Wednesday, 16 January 2013

Joint Oireachtas Committee on Justice, Defence and Equality

Review of Legislation on Prostitution: Discussion (Resumed)

3:30 pm

Ms Monica O'Connor:

I have read about ten of the surveys on buyers of sex and there certainly is a language of consumerism, commodification and the objectification of women. There is also very clearly a relationship between what is available and the consumer response or demand for that. Where prostitution is legal, tolerated, legitimised and available, the demand increases. There is no doubt about that. In Sweden, for example, it is often forgotten that major educational campaigns were conducted alongside the criminalisation process. The drink-driving campaign in Ireland is a useful example in this regard. It is not an either-or situation. We must go for education on what is acceptable. The law in Sweden is declarative and normative and not just punitive. What we should be attempting to do is to change the values. We need to change how men see women in general and change the fact that they see it as acceptable to buy consent and to override consent in the context of a consumerist model.
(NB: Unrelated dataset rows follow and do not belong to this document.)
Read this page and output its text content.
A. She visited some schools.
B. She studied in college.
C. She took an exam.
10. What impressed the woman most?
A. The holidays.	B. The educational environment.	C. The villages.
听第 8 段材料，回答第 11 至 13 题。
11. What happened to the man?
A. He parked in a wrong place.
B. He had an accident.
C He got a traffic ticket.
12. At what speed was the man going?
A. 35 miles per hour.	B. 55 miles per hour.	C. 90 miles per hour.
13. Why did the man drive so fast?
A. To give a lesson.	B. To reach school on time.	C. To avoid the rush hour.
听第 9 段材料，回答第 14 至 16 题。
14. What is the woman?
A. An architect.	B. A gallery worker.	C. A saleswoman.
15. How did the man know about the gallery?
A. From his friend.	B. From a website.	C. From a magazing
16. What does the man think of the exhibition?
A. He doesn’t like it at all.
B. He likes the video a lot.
I would urge such an approach, which is educational but is also penalty-based. Fines were mentioned, and in Sweden fines are issued. They have a very rehabilitative system of justice. They are not imprisoning people. That is not what is happening. The law there is very declarative and asserts that the people there want different norms so that young men will grow up with a very different perception of what prostitution and its harms is about.